'Significant' Roman coin find in St Albans
By JulieGK | Thursday, October 18, 2012, 11:42
A haul of 159 coins found in St Albans is believed to be one of the largest Roman gold coin hoards ever discovered in the UK.
Evidence suggests that the Roman coins found in St Albans were disturbed in the last couple of hundred years due to quarrying activity or plough action.
The late Roman gold coins were found by a metal detecorist on private land in the north of the district.
A team from St Albans City & District Council's Museums' Service investigated the site at the beginning of October and confirmed the find.

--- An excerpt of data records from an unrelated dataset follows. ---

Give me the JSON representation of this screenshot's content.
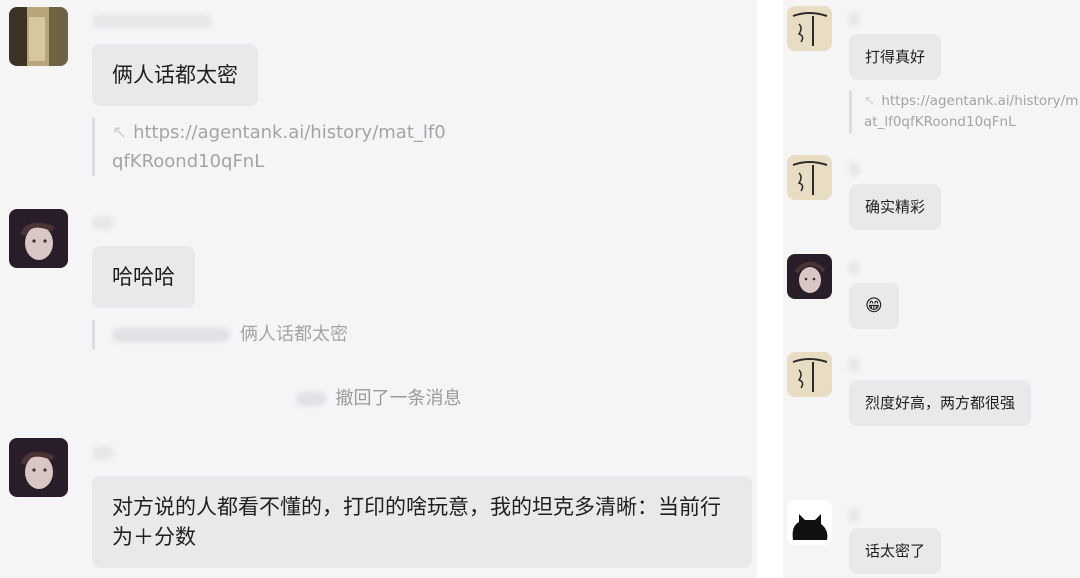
{
  "left": {
    "messages": [
      {
        "text": "俩人话都太密"
      },
      {
        "quote_link": "https://agentank.ai/history/mat_lf0qfKRoond10qFnL"
      },
      {
        "text": "哈哈哈"
      },
      {
        "quote_text": "俩人话都太密"
      },
      {
        "recall_text": "撤回了一条消息"
      },
      {
        "text": "对方说的人都看不懂的，打印的啥玩意，我的坦克多清晰：当前行为＋分数"
      }
    ]
  },
  "right": {
    "messages": [
      {
        "text": "打得真好"
      },
      {
        "quote_link": "https://agentank.ai/history/mat_lf0qfKRoond10qFnL"
      },
      {
        "text": "确实精彩"
      },
      {
        "emoji": "😁"
      },
      {
        "text": "烈度好高，两方都很强"
      },
      {
        "text": "话太密了"
      }
    ]
  },
  "colors": {
    "panel_bg": "#f5f5f6",
    "bubble_bg": "#e9e9ec",
    "quote_text": "#a4a4a8"
  },
  "icons": {
    "link": "link-icon"
  }
}
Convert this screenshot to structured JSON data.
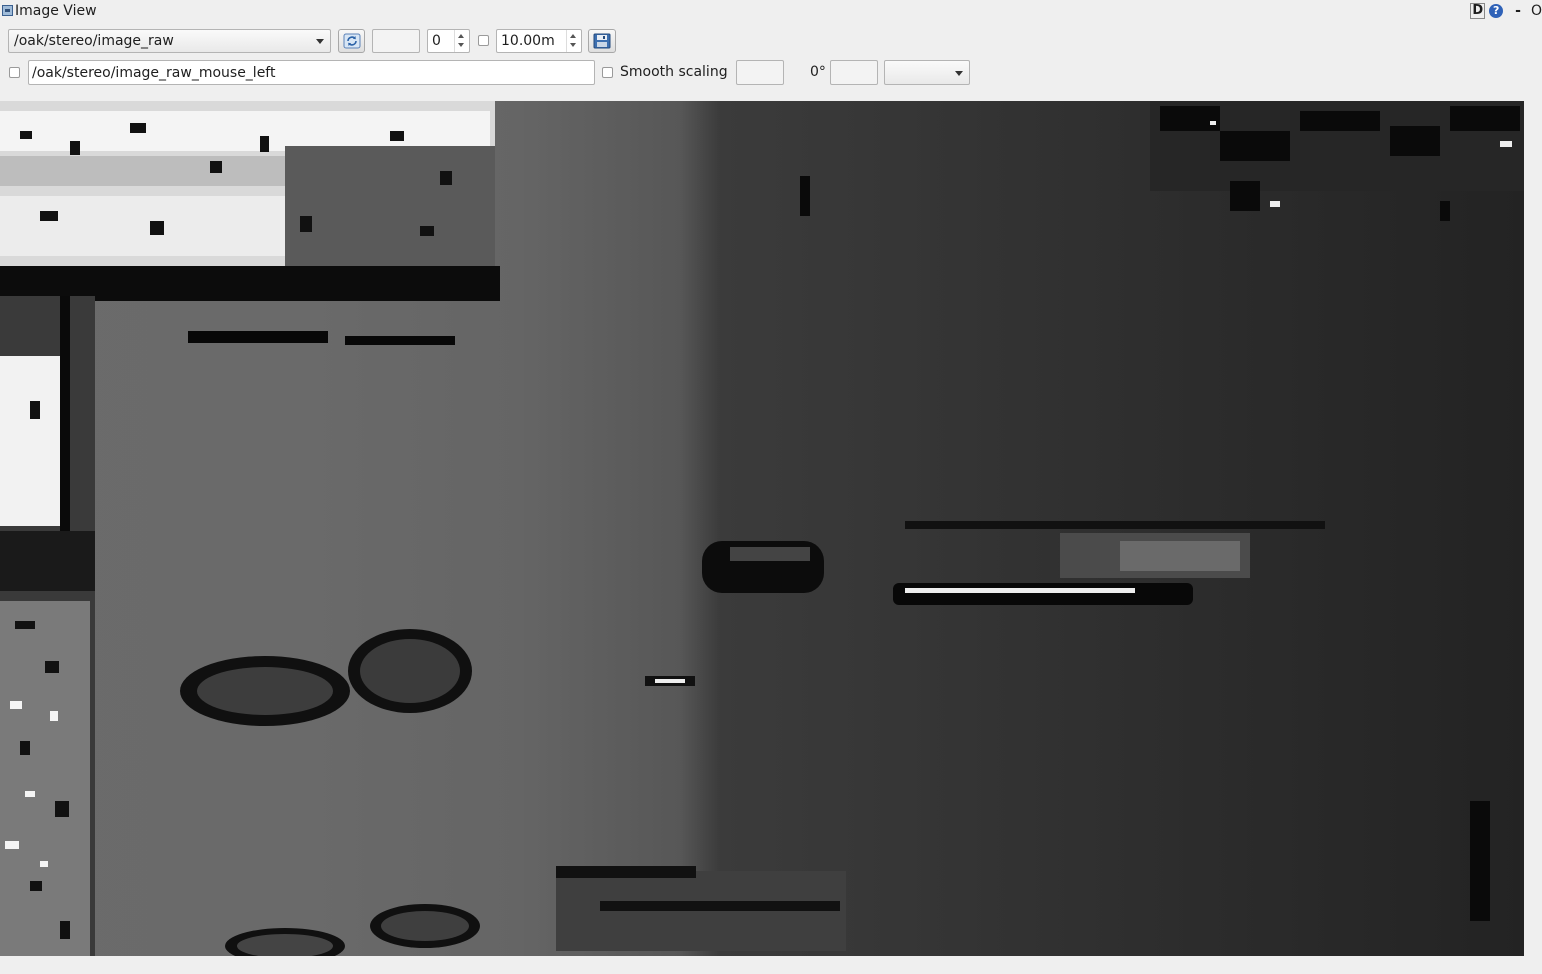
{
  "window": {
    "title": "Image View",
    "help_d": "D",
    "help_q": "?",
    "minimize": "-",
    "close": "O"
  },
  "toolbar": {
    "topic": "/oak/stereo/image_raw",
    "min_value": "0",
    "max_value": "10.00m",
    "mouse_topic": "/oak/stereo/image_raw_mouse_left",
    "smooth_scaling_label": "Smooth scaling",
    "rotation": "0°",
    "icons": {
      "refresh": "refresh-icon",
      "save": "save-icon"
    }
  },
  "image": {
    "description_type": "depth-image"
  }
}
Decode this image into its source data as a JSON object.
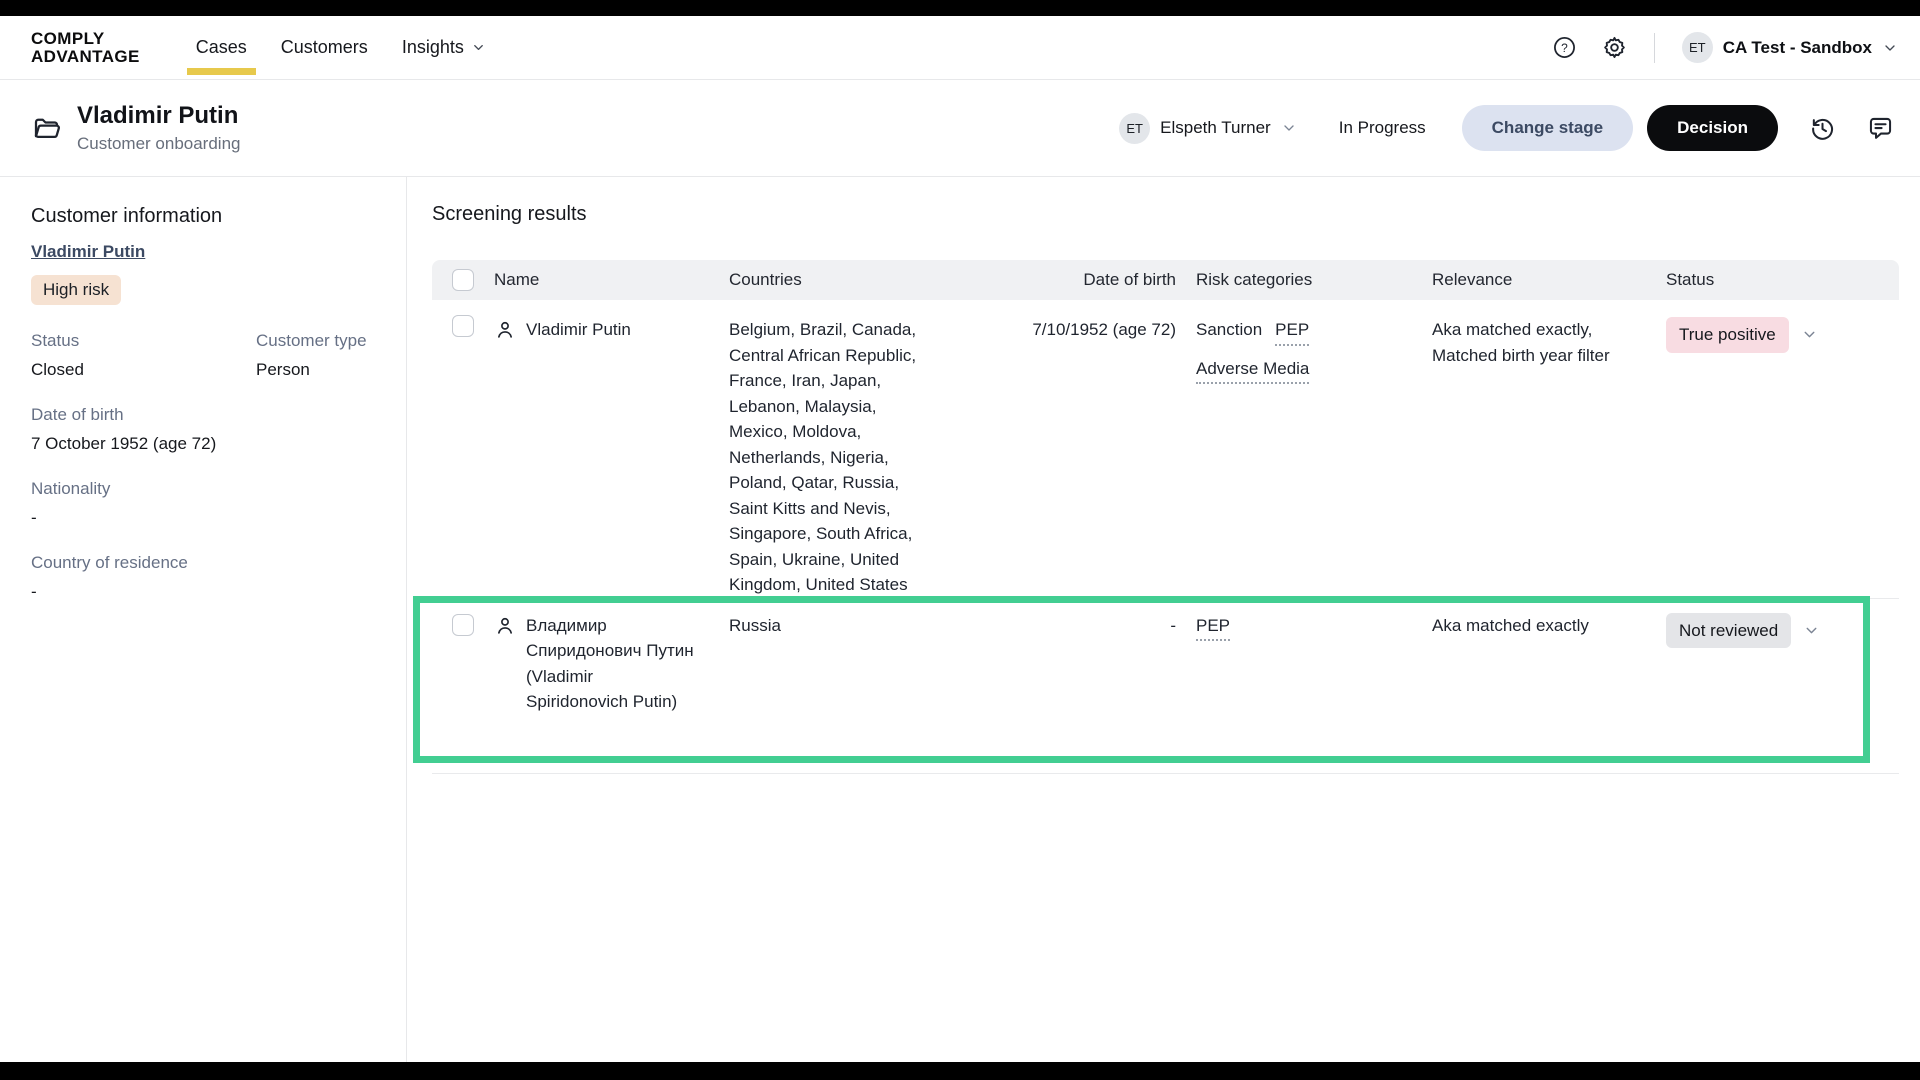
{
  "brand": {
    "logo_line1": "COMPLY",
    "logo_line2": "ADVANTAGE"
  },
  "nav": {
    "tabs": [
      {
        "label": "Cases",
        "active": true
      },
      {
        "label": "Customers",
        "active": false
      },
      {
        "label": "Insights",
        "active": false,
        "has_chevron": true
      }
    ],
    "account": {
      "avatar_initials": "ET",
      "label": "CA Test - Sandbox"
    }
  },
  "case_header": {
    "title": "Vladimir Putin",
    "subtitle": "Customer onboarding",
    "assignee": {
      "avatar_initials": "ET",
      "name": "Elspeth Turner"
    },
    "stage": "In Progress",
    "change_stage_label": "Change stage",
    "decision_label": "Decision"
  },
  "sidebar": {
    "heading": "Customer information",
    "customer_link": "Vladimir Putin",
    "risk_badge": "High risk",
    "fields": [
      {
        "label": "Status",
        "value": "Closed"
      },
      {
        "label": "Customer type",
        "value": "Person"
      },
      {
        "label": "Date of birth",
        "value": "7 October 1952 (age 72)"
      },
      {
        "label": "Nationality",
        "value": "-"
      },
      {
        "label": "Country of residence",
        "value": "-"
      }
    ]
  },
  "main": {
    "heading": "Screening results",
    "table": {
      "columns": [
        "Name",
        "Countries",
        "Date of birth",
        "Risk categories",
        "Relevance",
        "Status"
      ],
      "rows": [
        {
          "name": "Vladimir Putin",
          "countries": "Belgium, Brazil, Canada, Central African Republic, France, Iran, Japan, Lebanon, Malaysia, Mexico, Moldova, Netherlands, Nigeria, Poland, Qatar, Russia, Saint Kitts and Nevis, Singapore, South Africa, Spain, Ukraine, United Kingdom, United States",
          "date_of_birth": "7/10/1952 (age 72)",
          "risk_categories": [
            {
              "label": "Sanction",
              "dotted": false
            },
            {
              "label": "PEP",
              "dotted": true
            },
            {
              "label": "Adverse Media",
              "dotted": true
            }
          ],
          "relevance": "Aka matched exactly, Matched birth year filter",
          "status": {
            "label": "True positive",
            "color": "#f8dce2"
          },
          "highlighted": false
        },
        {
          "name": "Владимир Спиридонович Путин (Vladimir Spiridonovich Putin)",
          "countries": "Russia",
          "date_of_birth": "-",
          "risk_categories": [
            {
              "label": "PEP",
              "dotted": true
            }
          ],
          "relevance": "Aka matched exactly",
          "status": {
            "label": "Not reviewed",
            "color": "#e4e5e8"
          },
          "highlighted": true
        }
      ]
    }
  },
  "icons": {
    "help": "?",
    "gear": "settings-gear",
    "history": "history-clock",
    "comment": "comment-bubble",
    "folder": "case-folder",
    "person": "person-outline",
    "chevron": "chevron-down"
  },
  "colors": {
    "accent_yellow": "#e7c94c",
    "highlight_green": "#42ce92",
    "risk_badge_bg": "#f6e2d2",
    "true_positive_bg": "#f8dce2",
    "not_reviewed_bg": "#e4e5e8",
    "change_stage_bg": "#dce2f0",
    "decision_bg": "#0b0c0e",
    "table_header_bg": "#f0f1f3"
  }
}
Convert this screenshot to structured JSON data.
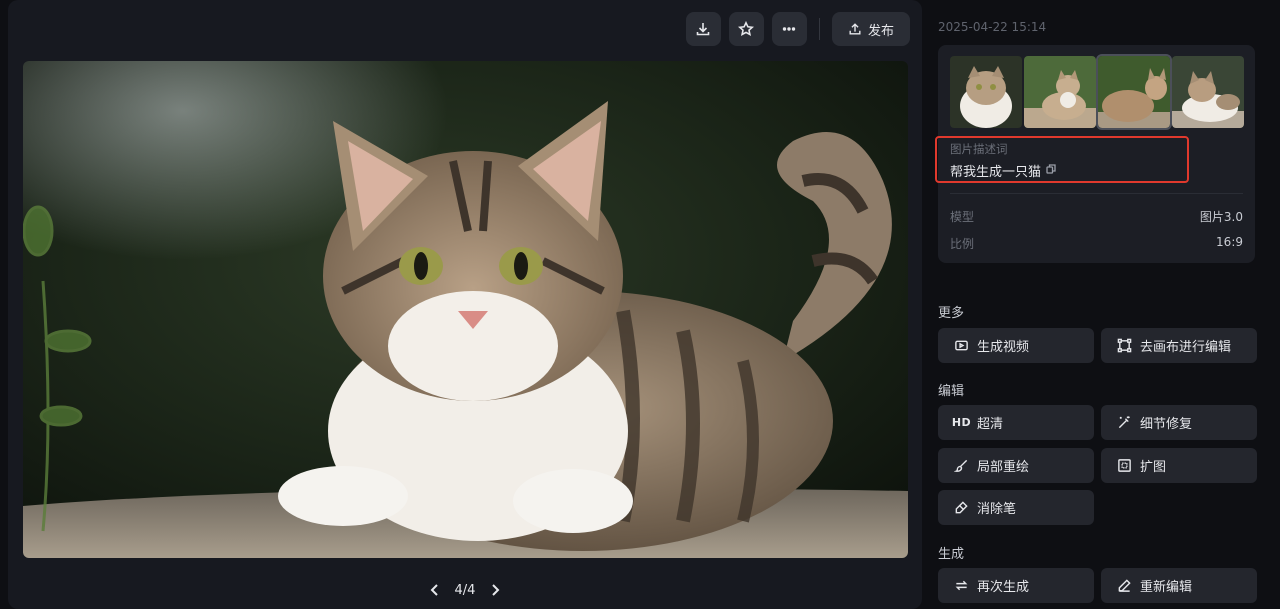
{
  "toolbar": {
    "download_icon": "download-icon",
    "favorite_icon": "star-icon",
    "more_icon": "more-icon",
    "publish_label": "发布"
  },
  "viewer": {
    "pager": "4/4"
  },
  "detail": {
    "timestamp": "2025-04-22 15:14",
    "prompt_label": "图片描述词",
    "prompt_text": "帮我生成一只猫",
    "model_key": "模型",
    "model_value": "图片3.0",
    "ratio_key": "比例",
    "ratio_value": "16:9"
  },
  "sections": {
    "more": {
      "title": "更多",
      "generate_video": "生成视频",
      "canvas_edit": "去画布进行编辑"
    },
    "edit": {
      "title": "编辑",
      "hd_icon_text": "HD",
      "hd": "超清",
      "detail_fix": "细节修复",
      "inpaint": "局部重绘",
      "expand": "扩图",
      "eraser": "消除笔"
    },
    "generate": {
      "title": "生成",
      "regenerate": "再次生成",
      "reedit": "重新编辑"
    }
  },
  "colors": {
    "background": "#0e0f13",
    "panel": "#171920",
    "button": "#2a2d35",
    "highlight_box": "#e0392d"
  }
}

The coins are in very good condition and were scattered across a fairly wide area. Evidence suggests that the hoard was disturbed in the last couple of hundred years due to quarrying activity or plough action.
The coins date to the very end of Roman rule in Britain, and there are practically no other comparable gold hoards of this period. After AD 408 no further coin supplies reached Britain.
The coins – called solidus (plural – solidi) date to the closing years of the fourth century. They were mostly struck in the Italian cities of Milan and Ravenna and issued under the Emperors Gratian, Valentinian, Theodosius, Arcadius and Honorius.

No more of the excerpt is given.